On Sunday, Williams said that the unsolicited offer it rejected was unpredictable on that simplification process, which is now aborted by the company. So far in this year, Williams Cos.’s shares rose to 7.8 per cent, i.e. $48.34, while the partnership’s shares, which are controlled and managed by Williams, closed at $53.25 on Friday, i.e. up to 4.1 per cent.
The company said that its consolidation deal will get closed during the third quarter of the year, giving the combined entity an enterprise value of $84 billion.

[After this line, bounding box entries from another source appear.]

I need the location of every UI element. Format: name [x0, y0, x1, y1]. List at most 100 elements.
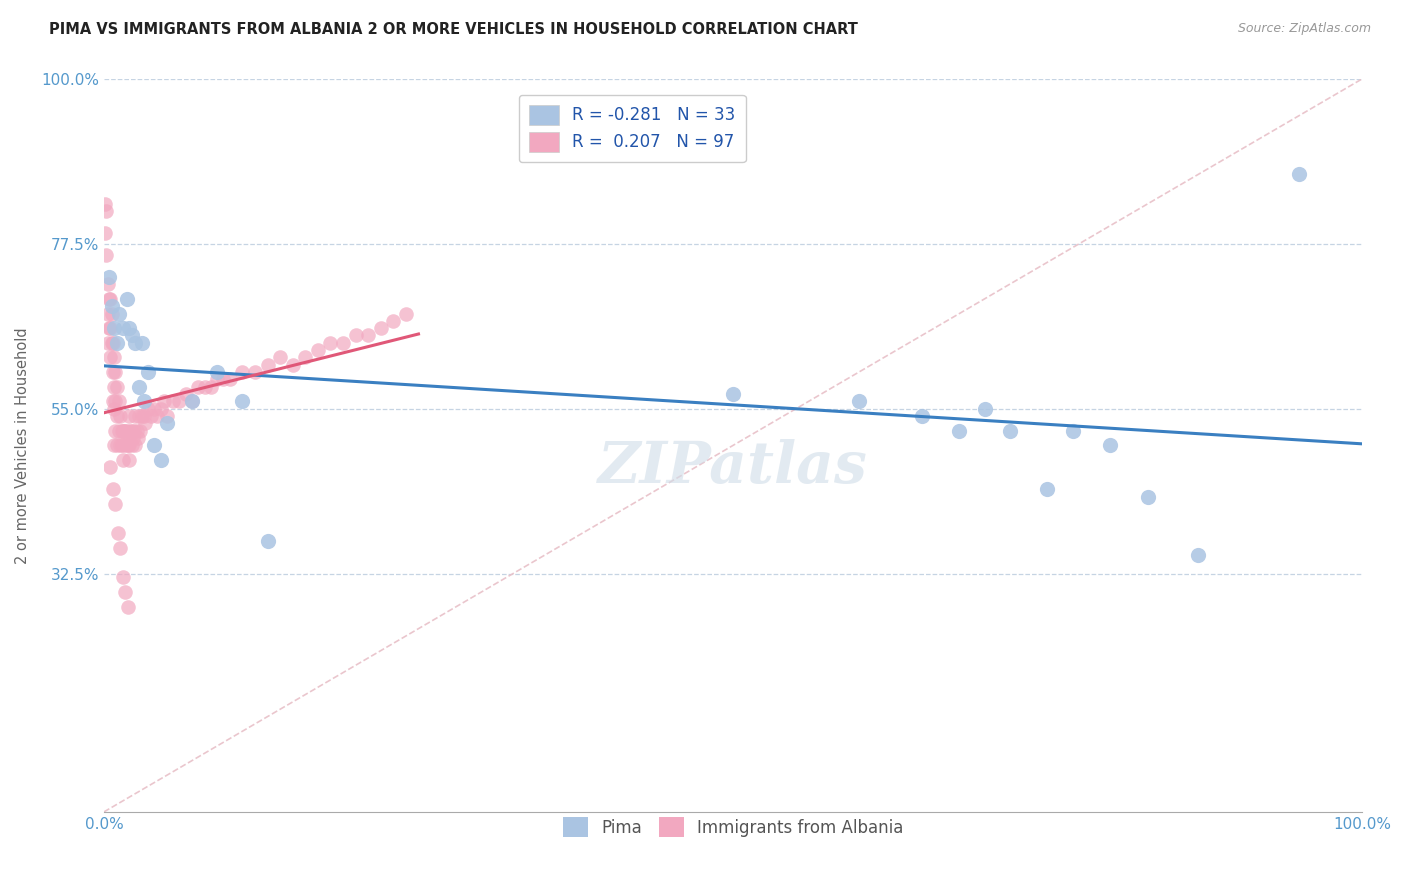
Point	[136, 401, 159, 416]
Point	[256, 358, 278, 372]
Point	[153, 394, 176, 409]
Point	[370, 321, 392, 335]
Point	[125, 424, 148, 438]
Point	[108, 424, 131, 438]
Point	[139, 409, 162, 423]
Point	[110, 424, 132, 438]
Point	[134, 417, 156, 431]
Point	[101, 483, 124, 497]
Point	[98, 292, 121, 306]
Point	[114, 424, 136, 438]
Point	[998, 424, 1021, 438]
Point	[149, 453, 172, 467]
Point	[294, 351, 316, 365]
Point	[127, 431, 149, 445]
Point	[1187, 549, 1209, 563]
Point	[100, 335, 122, 350]
Point	[307, 343, 329, 358]
Point	[111, 424, 134, 438]
Point	[101, 394, 124, 409]
Point	[118, 409, 141, 423]
Point	[156, 417, 179, 431]
Point	[134, 409, 156, 423]
Point	[948, 424, 970, 438]
Point	[721, 387, 744, 401]
Point	[395, 306, 418, 320]
Point	[231, 365, 253, 379]
Point	[110, 409, 132, 423]
Point	[149, 401, 172, 416]
Point	[122, 424, 145, 438]
Point	[104, 424, 127, 438]
Point	[110, 438, 132, 452]
Point	[98, 269, 121, 284]
Point	[231, 394, 253, 409]
Point	[98, 292, 121, 306]
Point	[1137, 490, 1160, 504]
Point	[115, 424, 138, 438]
Point	[973, 401, 995, 416]
Point	[205, 372, 228, 386]
Point	[98, 460, 121, 475]
Point	[104, 497, 127, 511]
Point	[357, 328, 380, 343]
Point	[105, 409, 128, 423]
Point	[97, 277, 120, 292]
Point	[124, 335, 146, 350]
Point	[111, 321, 134, 335]
Point	[911, 409, 934, 423]
Point	[112, 438, 135, 452]
Point	[121, 438, 143, 452]
Point	[103, 380, 125, 394]
Point	[382, 314, 405, 328]
Point	[115, 438, 138, 452]
Point	[212, 372, 235, 386]
Point	[1099, 438, 1122, 452]
Point	[218, 372, 240, 386]
Text: PIMA VS IMMIGRANTS FROM ALBANIA 2 OR MORE VEHICLES IN HOUSEHOLD CORRELATION CHAR: PIMA VS IMMIGRANTS FROM ALBANIA 2 OR MOR…	[49, 22, 858, 37]
Point	[124, 409, 146, 423]
Point	[120, 424, 142, 438]
Point	[243, 365, 266, 379]
Point	[122, 431, 145, 445]
Y-axis label: 2 or more Vehicles in Household: 2 or more Vehicles in Household	[15, 327, 30, 564]
Point	[344, 328, 367, 343]
Point	[107, 526, 129, 541]
Point	[108, 306, 131, 320]
Text: Source: ZipAtlas.com: Source: ZipAtlas.com	[1237, 22, 1371, 36]
Point	[103, 321, 125, 335]
Point	[194, 380, 217, 394]
Point	[103, 438, 125, 452]
Point	[121, 328, 143, 343]
Point	[111, 453, 134, 467]
Point	[205, 365, 228, 379]
Point	[110, 438, 132, 452]
Point	[174, 387, 197, 401]
Point	[146, 409, 169, 423]
Point	[105, 335, 128, 350]
Point	[100, 299, 122, 313]
Point	[105, 438, 128, 452]
Point	[96, 248, 118, 262]
Point	[200, 380, 222, 394]
Point	[98, 321, 121, 335]
Point	[1036, 483, 1059, 497]
Point	[181, 394, 204, 409]
Point	[104, 394, 127, 409]
Point	[848, 394, 870, 409]
Point	[94, 196, 117, 211]
Point	[115, 292, 138, 306]
Point	[94, 226, 117, 240]
Point	[101, 365, 124, 379]
Point	[103, 351, 125, 365]
Point	[269, 351, 291, 365]
Point	[256, 533, 278, 548]
Legend: Pima, Immigrants from Albania: Pima, Immigrants from Albania	[557, 810, 910, 844]
Point	[112, 424, 135, 438]
Point	[118, 321, 141, 335]
Point	[124, 438, 146, 452]
Point	[117, 599, 139, 614]
Point	[143, 438, 166, 452]
Point	[181, 394, 204, 409]
Point	[114, 585, 136, 599]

Over the last few years, companies that own pipelines and other energy infrastructure have been somewhat separated due to sudden decline in the price of oil and gas. That is because the companies tend to operate based on fixed-fee, long-term contracts, which pay the similar amount, whether the energy prices are high, or low.
The company has revealed to cut down price of some fuel known as natural-gas liquids that include ethane and propane. Along with pipeline business, Williams owns multiple natural-gas processing facilities that earned slimmer margin stake in this year. Financial analysts have been anticipating that storage and energy transport companies will be amalgamated with the series of merger and acquisitions.
Ethan Bellamy analyst – Robert W. Baird said that it’s a game on for alliance and empire building. He suggested that Energy Transfer Partners LP or Kinder Morgan Inc. – is a master limited partner behind the unsolicited takeover offer. Company’s restructuring will allow it to get refrain from most of the corporate taxes, while paying out huge dividends to its shareholders.
In 1919, the company was moving towards fuel around North America, but in 1995, it was the company’s first alliance with Transco Energy Co., which further has expanded its system to the U.S. East Coast, making it one of the nation’s largest natural gas transporters.
Currently, the Tulsa-based Williams Cos. owns and operates about 13,600 miles of pipelines across North America.